Doing so puts the NFLPA in a place where a lawsuit seems likely. As the union did not appeal the six-game suspension of Sue Robinson, Watson will miss the first six games of this season. However, a fight in court could have him on the field immediately after. A preliminary injunction, as courts hear this case, would put Watson in position to play and – assuming the league’s CBA holds up in court – issue two separate suspensions. Or the union’s legal efforts fail ahead of that Week 7 window and Watson serves a longer suspension that will cover most or all of the 2022 season. Tom Brady and Ezekiel Elliott played under subpoena, but each served the suspensions determined by Goodell on later dates.
The NFL is again aiming for a full-season suspension, the goal of recent weeks. Robinson Government Watson has violated the league’s personal conduct policy by committing sexual assault during massage therapy sessions, allowing Harvey to increase his suspension. In the absence of a full-season suspension, the league wants to significantly increase Watson’s fine. The Browns structuring Watson’s contract, giving the former Texan Pro Bowler a league minimum salary to minimize his financial penalty in the event of a suspension, has not sat well with the NFL.
There have been periodic settlement talks between the NFL and the NFLPA and more clarity has emerged about what both parties were willing to accept. The NFLPA argued for weeks that Watson should not be suspended at all, but ESPN.com’s Dan Graziano reports that the union was willing to accept an eight-game suspension. The shortest absence the NFL has allowed was 12 games. If the 12-game suspension were to be introduced via a settlement, Graziano adds that the NFL also wanted Watson to be fined $8MM.

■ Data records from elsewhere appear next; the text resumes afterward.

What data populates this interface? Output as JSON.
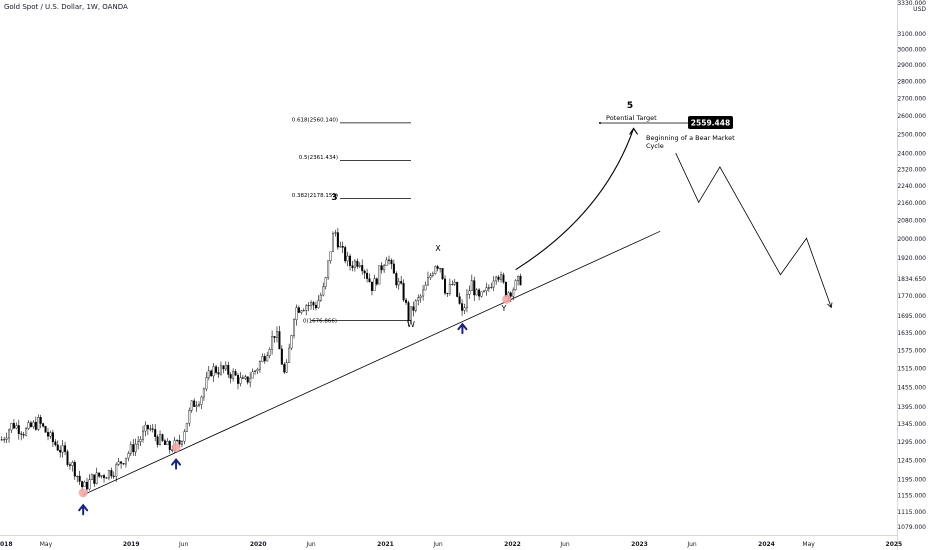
{
  "header": {
    "title": "Gold Spot / U.S. Dollar, 1W, OANDA"
  },
  "chart_data": {
    "type": "candlestick",
    "currency": "USD",
    "y_scale": "log",
    "ylim": [
      1060,
      3330
    ],
    "xlim": [
      "2017-12-20",
      "2025-01-10"
    ],
    "y_ticks": [
      3100,
      3000,
      2900,
      2800,
      2700,
      2600,
      2500,
      2400,
      2320,
      2240,
      2160,
      2080,
      2000,
      1920,
      1770,
      1695,
      1635,
      1575,
      1515,
      1455,
      1395,
      1345,
      1295,
      1245,
      1195,
      1155,
      1115,
      1079
    ],
    "y_tick_labels": [
      "3100.000",
      "3000.000",
      "2900.000",
      "2800.000",
      "2700.000",
      "2600.000",
      "2500.000",
      "2400.000",
      "2320.000",
      "2240.000",
      "2160.000",
      "2080.000",
      "2000.000",
      "1920.000",
      "1770.000",
      "1695.000",
      "1635.000",
      "1575.000",
      "1515.000",
      "1455.000",
      "1395.000",
      "1345.000",
      "1295.000",
      "1245.000",
      "1195.000",
      "1155.000",
      "1115.000",
      "1079.000"
    ],
    "top_tick": {
      "value": 3330,
      "label": "3330.000"
    },
    "last_price": {
      "value": 1834.65,
      "label": "1834.650"
    },
    "x_ticks": [
      {
        "date": "2018-01-01",
        "label": "2018"
      },
      {
        "date": "2018-05-01",
        "label": "May"
      },
      {
        "date": "2019-01-01",
        "label": "2019"
      },
      {
        "date": "2019-06-01",
        "label": "Jun"
      },
      {
        "date": "2020-01-01",
        "label": "2020"
      },
      {
        "date": "2020-06-01",
        "label": "Jun"
      },
      {
        "date": "2021-01-01",
        "label": "2021"
      },
      {
        "date": "2021-06-01",
        "label": "Jun"
      },
      {
        "date": "2022-01-01",
        "label": "2022"
      },
      {
        "date": "2022-06-01",
        "label": "Jun"
      },
      {
        "date": "2023-01-01",
        "label": "2023"
      },
      {
        "date": "2023-06-01",
        "label": "Jun"
      },
      {
        "date": "2024-01-01",
        "label": "2024"
      },
      {
        "date": "2024-05-01",
        "label": "May"
      },
      {
        "date": "2025-01-01",
        "label": "2025"
      }
    ],
    "price_path": [
      [
        "2017-12-25",
        1300
      ],
      [
        "2018-01-25",
        1345
      ],
      [
        "2018-03-01",
        1322
      ],
      [
        "2018-04-10",
        1350
      ],
      [
        "2018-05-20",
        1295
      ],
      [
        "2018-06-20",
        1265
      ],
      [
        "2018-07-20",
        1225
      ],
      [
        "2018-08-16",
        1170
      ],
      [
        "2018-09-10",
        1195
      ],
      [
        "2018-10-10",
        1205
      ],
      [
        "2018-11-15",
        1220
      ],
      [
        "2018-12-20",
        1260
      ],
      [
        "2019-01-25",
        1300
      ],
      [
        "2019-02-20",
        1335
      ],
      [
        "2019-03-15",
        1305
      ],
      [
        "2019-04-20",
        1275
      ],
      [
        "2019-05-20",
        1290
      ],
      [
        "2019-06-25",
        1400
      ],
      [
        "2019-07-20",
        1425
      ],
      [
        "2019-08-20",
        1510
      ],
      [
        "2019-09-20",
        1510
      ],
      [
        "2019-10-20",
        1495
      ],
      [
        "2019-11-20",
        1465
      ],
      [
        "2019-12-25",
        1510
      ],
      [
        "2020-01-20",
        1560
      ],
      [
        "2020-02-20",
        1640
      ],
      [
        "2020-03-19",
        1480
      ],
      [
        "2020-04-15",
        1720
      ],
      [
        "2020-05-15",
        1735
      ],
      [
        "2020-06-15",
        1735
      ],
      [
        "2020-07-10",
        1800
      ],
      [
        "2020-07-25",
        1940
      ],
      [
        "2020-08-07",
        2040
      ],
      [
        "2020-08-25",
        1950
      ],
      [
        "2020-09-20",
        1890
      ],
      [
        "2020-10-20",
        1910
      ],
      [
        "2020-11-25",
        1800
      ],
      [
        "2020-12-20",
        1880
      ],
      [
        "2021-01-05",
        1935
      ],
      [
        "2021-01-20",
        1860
      ],
      [
        "2021-02-20",
        1780
      ],
      [
        "2021-03-08",
        1690
      ],
      [
        "2021-03-25",
        1730
      ],
      [
        "2021-04-20",
        1780
      ],
      [
        "2021-05-25",
        1900
      ],
      [
        "2021-06-10",
        1880
      ],
      [
        "2021-06-25",
        1770
      ],
      [
        "2021-07-15",
        1820
      ],
      [
        "2021-08-09",
        1700
      ],
      [
        "2021-09-05",
        1820
      ],
      [
        "2021-09-25",
        1750
      ],
      [
        "2021-10-20",
        1785
      ],
      [
        "2021-11-16",
        1870
      ],
      [
        "2021-12-15",
        1780
      ],
      [
        "2022-01-05",
        1800
      ],
      [
        "2022-01-25",
        1834
      ]
    ],
    "annotations": {
      "wave_3": "3",
      "wave_5": "5",
      "label_x": "X",
      "label_w": "W",
      "label_y": "Y",
      "fib_levels": [
        {
          "label": "0.618(2560.140)",
          "value": 2560.14
        },
        {
          "label": "0.5(2361.434)",
          "value": 2361.434
        },
        {
          "label": "0.382(2178.151)",
          "value": 2178.151
        }
      ],
      "fib_base": {
        "label": "0(1676.866)",
        "value": 1676.866
      },
      "potential_target_label": "Potential Target",
      "target_price": {
        "label": "2559.448",
        "value": 2559.448
      },
      "bear_market_text_1": "Beginning of a Bear Market",
      "bear_market_text_2": "Cycle",
      "bear_path": [
        [
          "2023-04-15",
          2400
        ],
        [
          "2023-06-20",
          2160
        ],
        [
          "2023-08-20",
          2330
        ],
        [
          "2024-02-10",
          1850
        ],
        [
          "2024-04-25",
          2000
        ],
        [
          "2024-07-05",
          1725
        ]
      ],
      "bullish_path": [
        [
          "2022-01-10",
          1870
        ],
        [
          "2022-06-01",
          2000
        ],
        [
          "2022-10-10",
          2200
        ],
        [
          "2022-12-15",
          2530
        ]
      ],
      "trendline": [
        [
          "2018-08-16",
          1155
        ],
        [
          "2023-03-01",
          2030
        ]
      ],
      "support_circles": [
        [
          "2018-08-16",
          1160
        ],
        [
          "2019-05-10",
          1278
        ],
        [
          "2021-12-15",
          1755
        ]
      ],
      "support_arrows": [
        [
          "2018-08-16",
          1120
        ],
        [
          "2019-05-10",
          1235
        ],
        [
          "2021-08-10",
          1650
        ]
      ]
    }
  }
}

Watson’s camp was unwilling to join the NFL’s push for an indefinite suspension, according to NFL.com’s Mike Garafolo, who describes that part as a leading driver in aborting the settlement talks (video). clutch). As it stands, Watson will lose less than $500K from his six-game suspension. A full season absence would only cost him his $1 MM base salary.

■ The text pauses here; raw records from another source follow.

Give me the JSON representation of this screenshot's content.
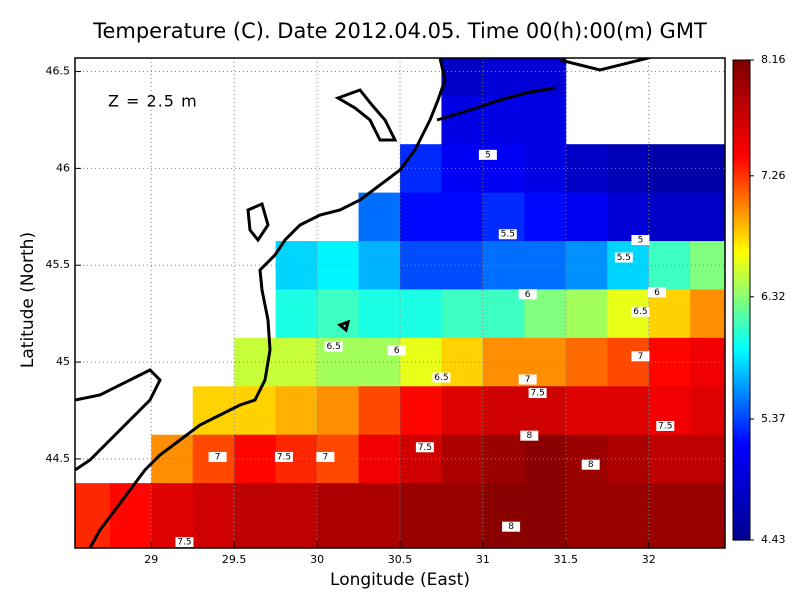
{
  "chart_data": {
    "type": "heatmap",
    "title": "Temperature (C). Date 2012.04.05. Time 00(h):00(m) GMT",
    "x_label": "Longitude (East)",
    "y_label": "Latitude (North)",
    "annotation": "Z = 2.5 m",
    "xlim": [
      28.54,
      32.46
    ],
    "ylim": [
      44.04,
      46.57
    ],
    "xticks": [
      29,
      29.5,
      30,
      30.5,
      31,
      31.5,
      32
    ],
    "yticks": [
      44.5,
      45,
      45.5,
      46,
      46.5
    ],
    "grid": true,
    "clim": [
      4.43,
      8.16
    ],
    "cticks": [
      4.43,
      5.37,
      6.32,
      7.26,
      8.16
    ],
    "colormap": [
      "#00008f",
      "#0000ff",
      "#00ffff",
      "#ffff00",
      "#ff0000",
      "#800000"
    ],
    "x": [
      28.625,
      28.875,
      29.125,
      29.375,
      29.625,
      29.875,
      30.125,
      30.375,
      30.625,
      30.875,
      31.125,
      31.375,
      31.625,
      31.875,
      32.125,
      32.375
    ],
    "y": [
      46.5,
      46.25,
      46.0,
      45.75,
      45.5,
      45.25,
      45.0,
      44.75,
      44.5,
      44.25,
      44.0
    ],
    "values": [
      [
        null,
        null,
        null,
        null,
        null,
        null,
        null,
        null,
        null,
        4.8,
        4.9,
        4.9,
        null,
        null,
        null,
        null
      ],
      [
        null,
        null,
        null,
        null,
        null,
        null,
        null,
        null,
        null,
        5.0,
        5.0,
        5.0,
        null,
        null,
        null,
        null
      ],
      [
        null,
        null,
        null,
        null,
        null,
        null,
        null,
        null,
        5.3,
        5.1,
        5.1,
        5.0,
        4.8,
        4.7,
        4.6,
        4.6
      ],
      [
        null,
        null,
        null,
        null,
        null,
        null,
        null,
        5.5,
        5.2,
        5.2,
        5.3,
        5.2,
        5.1,
        4.9,
        4.8,
        4.8
      ],
      [
        null,
        null,
        null,
        null,
        null,
        5.8,
        5.9,
        5.7,
        5.4,
        5.4,
        5.5,
        5.5,
        5.6,
        5.8,
        6.1,
        6.3
      ],
      [
        null,
        null,
        null,
        null,
        null,
        6.0,
        6.1,
        6.0,
        6.0,
        6.1,
        6.1,
        6.3,
        6.4,
        6.6,
        6.8,
        7.0
      ],
      [
        null,
        null,
        null,
        null,
        6.5,
        6.5,
        6.4,
        6.4,
        6.6,
        6.8,
        7.0,
        7.0,
        7.1,
        7.2,
        7.4,
        7.5
      ],
      [
        null,
        null,
        null,
        6.8,
        6.8,
        6.9,
        7.0,
        7.2,
        7.4,
        7.6,
        7.7,
        7.7,
        7.6,
        7.6,
        7.5,
        7.6
      ],
      [
        null,
        null,
        7.0,
        7.2,
        7.4,
        7.3,
        7.2,
        7.5,
        7.7,
        7.9,
        8.0,
        8.1,
        8.0,
        7.9,
        7.8,
        7.8
      ],
      [
        7.3,
        7.4,
        7.6,
        7.7,
        7.8,
        7.8,
        7.9,
        7.9,
        8.0,
        8.0,
        8.1,
        8.1,
        8.0,
        8.0,
        8.0,
        8.0
      ],
      [
        7.3,
        7.4,
        7.6,
        7.7,
        7.8,
        7.8,
        7.9,
        7.9,
        8.0,
        8.0,
        8.1,
        8.1,
        8.0,
        8.0,
        8.0,
        8.0
      ]
    ],
    "contour_labels": [
      {
        "value": 5,
        "x": 31.03,
        "y": 46.07
      },
      {
        "value": 5.5,
        "x": 31.15,
        "y": 45.66
      },
      {
        "value": 5,
        "x": 31.95,
        "y": 45.63
      },
      {
        "value": 5.5,
        "x": 31.85,
        "y": 45.54
      },
      {
        "value": 6,
        "x": 31.27,
        "y": 45.35
      },
      {
        "value": 6,
        "x": 32.05,
        "y": 45.36
      },
      {
        "value": 6.5,
        "x": 31.95,
        "y": 45.26
      },
      {
        "value": 6.5,
        "x": 30.1,
        "y": 45.08
      },
      {
        "value": 6,
        "x": 30.48,
        "y": 45.06
      },
      {
        "value": 7,
        "x": 31.95,
        "y": 45.03
      },
      {
        "value": 6.5,
        "x": 30.75,
        "y": 44.92
      },
      {
        "value": 7,
        "x": 31.27,
        "y": 44.91
      },
      {
        "value": 7.5,
        "x": 31.33,
        "y": 44.84
      },
      {
        "value": 7.5,
        "x": 32.1,
        "y": 44.67
      },
      {
        "value": 8,
        "x": 31.28,
        "y": 44.62
      },
      {
        "value": 7.5,
        "x": 30.65,
        "y": 44.56
      },
      {
        "value": 8,
        "x": 31.65,
        "y": 44.47
      },
      {
        "value": 7,
        "x": 29.4,
        "y": 44.51
      },
      {
        "value": 7.5,
        "x": 29.8,
        "y": 44.51
      },
      {
        "value": 7,
        "x": 30.05,
        "y": 44.51
      },
      {
        "value": 8,
        "x": 31.17,
        "y": 44.15
      },
      {
        "value": 7.5,
        "x": 29.2,
        "y": 44.07
      }
    ]
  }
}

This lawsuit, which included 25 civil lawsuits filed against the recently traded quarterback, will be designed to be concluded quickly, ESPN.com’s Jeff Darlington reported (on Twitter). There will be no additional hearings, just Harvey’s decision. After that, it can go to court. The Browns are ready to give their runway to Jacoby Brissett in Watson’s absence, with: Josh Dobbs and Josh Rosen serve as reserve options.